From this, we must deduce that the emotional impact of a plane crash hurts everyone -- families, airliners, economies, governments -- much more than the impact of diffuse medical errors, which, I guess, primarily hurt the families, but also the doctors, hospitals, insurance industries...
If we weighted the intellectual response to deaths more than the emotional response, we'd overhaul the healthcare delivery system overnight, and maybe lighten up on airline safety standards. We'd stop reporting on the flu outbreak and start reporting on traffic safety and CAD.
What attracts me to this line of thinking is you can apply the BCS-type algorithms to predict the public's (and media's) response. I touched on this in my Station Fire piece in the Herald, with the local vs. foreign angle, and rock fans vs. hip hop fans.
But the biggest factors in reporting deaths seem to be 'can it affect me even if I act responsibly?' (communicibility of SARS, flu, even though falling out of windows or traffic accidents are more widespread) and 'is it the result of cold-blooded intent' (9/11 killed 3000 people, possibly less than 10% of the Iran earthquake deaths (a sudden calamity), and a tiny fraction of those who will die of medical errors this year (a widespread, diffuse calamity)).
I suppose it will be harder for algorithms to predict public awareness of celebrity deaths, the shuttle disaster, etc. Aaron Schatz on the Lycos 50 reports on this regularly, and has some thoughts on which celebrities get the most searches when they die...
Finally, the way to measure public response to tragedy is as simple as counting newspaper column-inches, or minutes in a newscast... or as complicated as looking at new legislation, new money devoted to the problem, new policy changes.

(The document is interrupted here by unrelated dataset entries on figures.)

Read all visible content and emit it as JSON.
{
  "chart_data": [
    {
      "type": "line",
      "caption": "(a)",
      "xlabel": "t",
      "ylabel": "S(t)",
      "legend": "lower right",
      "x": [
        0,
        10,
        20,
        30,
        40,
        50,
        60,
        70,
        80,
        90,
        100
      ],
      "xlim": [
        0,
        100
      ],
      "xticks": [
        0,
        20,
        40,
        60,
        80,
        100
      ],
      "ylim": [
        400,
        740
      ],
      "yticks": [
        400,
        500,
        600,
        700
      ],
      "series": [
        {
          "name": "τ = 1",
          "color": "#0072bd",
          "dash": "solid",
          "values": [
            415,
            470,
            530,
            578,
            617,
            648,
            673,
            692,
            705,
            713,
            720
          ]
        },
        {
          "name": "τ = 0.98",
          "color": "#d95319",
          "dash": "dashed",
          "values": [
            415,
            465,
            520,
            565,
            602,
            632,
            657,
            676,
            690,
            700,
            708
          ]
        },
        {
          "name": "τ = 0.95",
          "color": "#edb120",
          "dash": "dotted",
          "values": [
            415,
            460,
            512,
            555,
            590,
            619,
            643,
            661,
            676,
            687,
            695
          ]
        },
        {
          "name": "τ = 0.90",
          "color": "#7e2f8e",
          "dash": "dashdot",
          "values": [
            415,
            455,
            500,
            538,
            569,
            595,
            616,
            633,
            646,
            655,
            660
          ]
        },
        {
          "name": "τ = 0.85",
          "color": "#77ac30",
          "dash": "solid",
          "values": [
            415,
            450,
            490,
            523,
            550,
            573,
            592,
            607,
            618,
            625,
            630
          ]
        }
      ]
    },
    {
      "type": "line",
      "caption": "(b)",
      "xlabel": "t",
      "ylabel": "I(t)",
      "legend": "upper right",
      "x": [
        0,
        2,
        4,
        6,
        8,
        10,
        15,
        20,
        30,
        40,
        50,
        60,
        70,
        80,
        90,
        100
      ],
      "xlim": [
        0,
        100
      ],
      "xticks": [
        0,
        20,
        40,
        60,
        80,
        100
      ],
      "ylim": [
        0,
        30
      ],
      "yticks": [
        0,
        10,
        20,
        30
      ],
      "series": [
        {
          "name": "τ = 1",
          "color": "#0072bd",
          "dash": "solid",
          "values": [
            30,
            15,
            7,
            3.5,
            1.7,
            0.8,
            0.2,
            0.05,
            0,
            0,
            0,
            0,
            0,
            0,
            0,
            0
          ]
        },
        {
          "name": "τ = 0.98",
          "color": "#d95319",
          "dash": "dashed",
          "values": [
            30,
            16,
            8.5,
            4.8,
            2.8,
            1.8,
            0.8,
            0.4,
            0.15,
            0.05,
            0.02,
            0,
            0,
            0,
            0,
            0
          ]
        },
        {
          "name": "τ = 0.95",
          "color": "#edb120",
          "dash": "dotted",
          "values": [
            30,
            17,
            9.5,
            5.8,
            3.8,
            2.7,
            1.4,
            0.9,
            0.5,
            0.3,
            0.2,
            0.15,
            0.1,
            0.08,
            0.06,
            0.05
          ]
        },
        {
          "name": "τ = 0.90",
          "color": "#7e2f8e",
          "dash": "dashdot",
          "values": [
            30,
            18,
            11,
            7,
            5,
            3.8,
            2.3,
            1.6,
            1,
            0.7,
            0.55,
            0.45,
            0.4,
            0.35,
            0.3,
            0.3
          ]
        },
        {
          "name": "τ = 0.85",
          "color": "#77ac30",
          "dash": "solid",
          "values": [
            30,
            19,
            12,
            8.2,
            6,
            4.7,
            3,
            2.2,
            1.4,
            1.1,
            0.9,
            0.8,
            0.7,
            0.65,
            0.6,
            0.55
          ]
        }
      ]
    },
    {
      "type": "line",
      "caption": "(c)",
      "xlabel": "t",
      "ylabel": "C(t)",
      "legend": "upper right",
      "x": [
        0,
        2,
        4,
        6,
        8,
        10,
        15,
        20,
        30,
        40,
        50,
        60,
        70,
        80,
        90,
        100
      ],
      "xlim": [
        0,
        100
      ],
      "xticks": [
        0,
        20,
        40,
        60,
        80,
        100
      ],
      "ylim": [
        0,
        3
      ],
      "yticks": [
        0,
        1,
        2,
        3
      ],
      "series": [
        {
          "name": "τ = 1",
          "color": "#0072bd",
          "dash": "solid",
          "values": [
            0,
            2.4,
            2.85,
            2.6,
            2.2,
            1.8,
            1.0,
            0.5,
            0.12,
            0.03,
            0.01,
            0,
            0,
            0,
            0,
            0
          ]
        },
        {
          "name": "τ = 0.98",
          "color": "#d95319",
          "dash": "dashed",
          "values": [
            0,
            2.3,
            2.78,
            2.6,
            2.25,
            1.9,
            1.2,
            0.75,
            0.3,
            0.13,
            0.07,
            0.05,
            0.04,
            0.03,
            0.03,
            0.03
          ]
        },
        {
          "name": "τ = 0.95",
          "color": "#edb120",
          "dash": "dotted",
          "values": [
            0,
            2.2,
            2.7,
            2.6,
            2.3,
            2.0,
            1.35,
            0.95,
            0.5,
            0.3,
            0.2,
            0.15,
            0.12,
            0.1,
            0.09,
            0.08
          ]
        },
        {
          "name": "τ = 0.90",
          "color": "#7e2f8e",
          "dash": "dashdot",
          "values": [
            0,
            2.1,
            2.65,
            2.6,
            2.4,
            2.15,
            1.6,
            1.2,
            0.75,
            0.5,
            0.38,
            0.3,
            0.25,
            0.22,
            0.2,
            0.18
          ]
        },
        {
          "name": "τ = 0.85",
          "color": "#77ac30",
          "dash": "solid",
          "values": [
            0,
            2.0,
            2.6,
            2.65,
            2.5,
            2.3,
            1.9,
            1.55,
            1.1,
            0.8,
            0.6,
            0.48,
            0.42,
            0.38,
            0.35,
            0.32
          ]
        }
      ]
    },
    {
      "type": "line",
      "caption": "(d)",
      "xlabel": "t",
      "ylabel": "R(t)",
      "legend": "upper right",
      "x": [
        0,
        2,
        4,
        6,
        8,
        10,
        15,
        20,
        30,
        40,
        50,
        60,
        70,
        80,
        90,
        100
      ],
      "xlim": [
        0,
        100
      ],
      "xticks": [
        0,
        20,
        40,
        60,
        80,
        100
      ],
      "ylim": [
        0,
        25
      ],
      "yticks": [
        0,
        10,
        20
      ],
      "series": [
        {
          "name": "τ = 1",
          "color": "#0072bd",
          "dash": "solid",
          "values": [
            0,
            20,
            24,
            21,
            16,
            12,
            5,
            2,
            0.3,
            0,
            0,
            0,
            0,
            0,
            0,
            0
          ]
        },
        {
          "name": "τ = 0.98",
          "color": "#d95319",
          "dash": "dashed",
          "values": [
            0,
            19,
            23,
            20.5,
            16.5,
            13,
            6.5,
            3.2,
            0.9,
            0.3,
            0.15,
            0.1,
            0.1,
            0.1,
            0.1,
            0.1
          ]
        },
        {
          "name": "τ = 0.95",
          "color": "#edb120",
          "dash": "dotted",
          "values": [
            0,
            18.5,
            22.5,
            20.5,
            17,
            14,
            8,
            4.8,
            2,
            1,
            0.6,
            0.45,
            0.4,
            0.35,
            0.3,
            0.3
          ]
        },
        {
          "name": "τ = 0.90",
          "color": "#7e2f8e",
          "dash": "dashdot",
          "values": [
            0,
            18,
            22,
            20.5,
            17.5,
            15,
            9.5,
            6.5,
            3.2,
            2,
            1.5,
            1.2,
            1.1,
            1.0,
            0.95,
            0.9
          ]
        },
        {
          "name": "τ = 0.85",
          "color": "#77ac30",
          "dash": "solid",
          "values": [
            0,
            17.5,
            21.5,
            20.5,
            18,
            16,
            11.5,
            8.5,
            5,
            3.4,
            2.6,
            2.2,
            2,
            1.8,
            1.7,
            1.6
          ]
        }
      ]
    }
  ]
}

I'd like to think, ultimately, we'll save more lives when, make people happier, etc, when we move toward appropriate quantification and response to these deaths... but there is something to be said for the emotional response. The most obvious example: Maybe the US prevented more 9/11's by going full-tilt against Al Qaida and Iraq, instead of shrugging it off. Maybe the muted response to medical errors or viruses, as opposed to plane crashes, or mass murders, is our society's way of trying to cope with things that can't be changed, and address things that can be... But everything can be changed, if we agree on it and make it a priority.